Multiple types of chemotherapy have been used to treat this cancer, but the response is generally not as good as with some other cancers. Chemotherapy may be combined with the use of a drug called piroxicam, which is a nonsteroidal anti-inflammatory drug (NSAID) that can greatly improve the quality of life for dogs with transitional cell carcinoma of the bladder. Radiation therapy has been used on some occasions, but side effects affecting urination have caused complications.

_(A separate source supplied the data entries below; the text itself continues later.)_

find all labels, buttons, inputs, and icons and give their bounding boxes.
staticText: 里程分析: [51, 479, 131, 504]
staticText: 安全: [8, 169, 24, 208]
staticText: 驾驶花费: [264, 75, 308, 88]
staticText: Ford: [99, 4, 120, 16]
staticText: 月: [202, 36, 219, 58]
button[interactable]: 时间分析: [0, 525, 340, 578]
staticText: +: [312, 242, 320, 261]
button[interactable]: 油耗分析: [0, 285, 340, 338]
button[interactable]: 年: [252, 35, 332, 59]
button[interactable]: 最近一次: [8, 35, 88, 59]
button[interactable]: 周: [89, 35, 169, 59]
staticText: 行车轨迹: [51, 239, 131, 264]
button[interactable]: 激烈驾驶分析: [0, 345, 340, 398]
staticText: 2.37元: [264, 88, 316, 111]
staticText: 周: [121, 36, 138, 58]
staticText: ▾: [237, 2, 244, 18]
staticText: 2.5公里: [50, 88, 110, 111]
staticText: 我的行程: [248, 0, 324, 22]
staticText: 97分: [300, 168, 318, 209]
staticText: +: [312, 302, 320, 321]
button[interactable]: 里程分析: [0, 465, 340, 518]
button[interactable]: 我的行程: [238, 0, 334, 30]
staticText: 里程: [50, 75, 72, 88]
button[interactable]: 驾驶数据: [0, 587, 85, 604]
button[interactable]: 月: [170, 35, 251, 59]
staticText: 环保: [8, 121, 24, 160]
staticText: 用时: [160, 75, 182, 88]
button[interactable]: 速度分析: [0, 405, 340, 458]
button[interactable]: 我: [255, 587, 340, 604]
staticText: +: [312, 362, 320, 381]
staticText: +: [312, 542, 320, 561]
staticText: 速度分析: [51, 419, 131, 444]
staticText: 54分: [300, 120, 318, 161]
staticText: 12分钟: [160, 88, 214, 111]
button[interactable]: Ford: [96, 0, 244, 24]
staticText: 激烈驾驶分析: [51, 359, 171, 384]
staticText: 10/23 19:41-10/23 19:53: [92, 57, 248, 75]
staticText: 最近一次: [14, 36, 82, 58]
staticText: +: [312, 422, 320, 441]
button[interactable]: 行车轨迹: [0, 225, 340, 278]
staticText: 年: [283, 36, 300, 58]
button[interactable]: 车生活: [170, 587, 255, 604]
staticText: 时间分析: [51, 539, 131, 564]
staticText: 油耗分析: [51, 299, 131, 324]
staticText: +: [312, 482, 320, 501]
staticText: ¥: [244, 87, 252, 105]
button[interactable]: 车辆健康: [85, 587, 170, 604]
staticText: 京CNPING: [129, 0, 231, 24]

What is the prognosis for dogs that develop bladder cancer?
Unfortunately, most dogs with transitional cell carcinoma of the bladder will eventually die of the disease. Survival times are usually longer for dogs without metastasis of the tumor.

How can bladder cancer be prevented?
Although there are multiple factors that may be associated with the development of bladder cancer, herbicide exposure is one that can be prevented.

References and Further Reading

Chun, R; Garrett, L. Urogenital and mammary gland tumors. In Ettinger, SJ; Feldman, EC (eds.) Textbook of Internal Medicine, Diseases of the Dog and Cat 6th Edition. Elsevier Inc. Saint Louis, MO; 2005:784-785.

Glickman, LT, et al. Herbicide exposure and the risk of transitional cell carcinoma of the urinary bladder in Scottish terrier dogs. Journal of the American Veterinary Medical Association 2004(8); 224:1290-1297.

Knapp, DW. Urinary bladder cancer. In Bonagura, JD; Twedt, DC (eds). Kirk's Current Veterinary Therapy XIV. Saunders Elsevier. Saint Louis, MO; 2009: 369-373.